変態 (へんたい) [h39]
熱処理では、温度を上昇または下降したときに結晶構造が変化する現象(相変化)を「変態」といいます。
これには、オーステナイト変態やマルテンサイト変態などがあります。
変態が発生する温度を、変態点・変態温度といいます。
これは、鉄-炭素系の平衡状態図の一部ですが、鉄鋼の場合は図のようにA0~A4までの「変態」の状態が示されています。
鋼の温度を変化させた時に結晶構造や磁気的な性質などが大きく変わります。 これが「変態」で、変態が起こる温度を「変態点」と言います。
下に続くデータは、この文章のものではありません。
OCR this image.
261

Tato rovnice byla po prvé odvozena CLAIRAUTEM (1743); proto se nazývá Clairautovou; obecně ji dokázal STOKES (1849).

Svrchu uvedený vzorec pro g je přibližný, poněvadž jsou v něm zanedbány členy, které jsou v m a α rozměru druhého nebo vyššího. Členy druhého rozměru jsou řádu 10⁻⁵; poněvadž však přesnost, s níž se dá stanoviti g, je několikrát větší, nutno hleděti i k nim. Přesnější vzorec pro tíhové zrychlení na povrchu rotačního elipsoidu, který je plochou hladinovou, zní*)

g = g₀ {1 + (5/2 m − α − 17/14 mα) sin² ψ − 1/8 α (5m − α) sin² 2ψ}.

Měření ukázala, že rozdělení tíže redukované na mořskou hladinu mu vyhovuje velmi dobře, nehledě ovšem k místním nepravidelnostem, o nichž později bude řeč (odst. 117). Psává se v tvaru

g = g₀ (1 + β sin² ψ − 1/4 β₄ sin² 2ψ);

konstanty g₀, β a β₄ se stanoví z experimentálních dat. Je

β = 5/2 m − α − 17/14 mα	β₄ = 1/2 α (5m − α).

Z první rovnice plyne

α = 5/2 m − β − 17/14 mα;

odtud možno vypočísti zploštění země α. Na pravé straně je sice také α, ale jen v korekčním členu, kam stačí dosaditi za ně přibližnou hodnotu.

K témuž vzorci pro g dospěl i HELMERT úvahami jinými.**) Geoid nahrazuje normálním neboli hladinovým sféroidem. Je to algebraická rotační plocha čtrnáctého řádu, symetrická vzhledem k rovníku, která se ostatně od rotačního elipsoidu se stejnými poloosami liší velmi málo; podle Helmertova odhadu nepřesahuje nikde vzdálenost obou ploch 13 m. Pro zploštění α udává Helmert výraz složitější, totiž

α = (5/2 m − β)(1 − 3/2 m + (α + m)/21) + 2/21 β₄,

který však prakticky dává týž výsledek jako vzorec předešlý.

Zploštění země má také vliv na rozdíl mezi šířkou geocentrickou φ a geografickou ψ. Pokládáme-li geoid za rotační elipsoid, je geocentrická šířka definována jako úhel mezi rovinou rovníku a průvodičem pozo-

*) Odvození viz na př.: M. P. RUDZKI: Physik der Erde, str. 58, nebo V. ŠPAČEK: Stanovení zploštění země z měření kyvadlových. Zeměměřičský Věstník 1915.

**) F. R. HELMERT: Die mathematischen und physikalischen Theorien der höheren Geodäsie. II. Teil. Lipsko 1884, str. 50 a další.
このうち、A0はパーライトの磁気変態点、そして、A2はフェライトの磁気変態点(キューリー点)で、A4はオーステナイトがほかの状態(δ鉄)になる高温状態の変態点ですが、通常の熱処理ではA1・A3 が重要で、取り上げられることが多いようです。
熱処理では、A1温度が基本で、さらに、図のSとフェライトのA3点を結んだ「A3線」と、SとEを結んだ「Acm線」が、鋼を加熱したときに、オーステナイトになるかならないかということで重要で、熱処理温度を考える時には、図中のオレンジ色の温度が重要になります。
この「S点」は共析鋼の共析点(ここでは0.77%Cと書いてある)で、この点とA3線、Acm線を基準にして熱処理温度が決まります。(つまり、炭素鋼であれば、薄オレンジで示した温度が焼入れ温度の目安になります)
PR鋼の熱処理は、温度を上げて、品物をオーステナイト状態にして、その温度から冷却速度を加減していろいろな性質の鋼にすることですが、この、オーステナイト状態にすることが重要で、焼入れ温度に温度を上げることを「オーステナイト化する」という言い方をします。
このように、一般熱処理の「焼入れ」「焼なまし」「焼ならし」などの加熱温度を考える場合には、炭素含有量に応じた、このA1線、A3線、Acm線がもとになります。
(注)この図は、平衡状態図で熱処理温度の考え方だけを示したものです。 実際の熱処理温度は、JISやカタログなどに示す温度に加熱するのが基本ですので注意ください。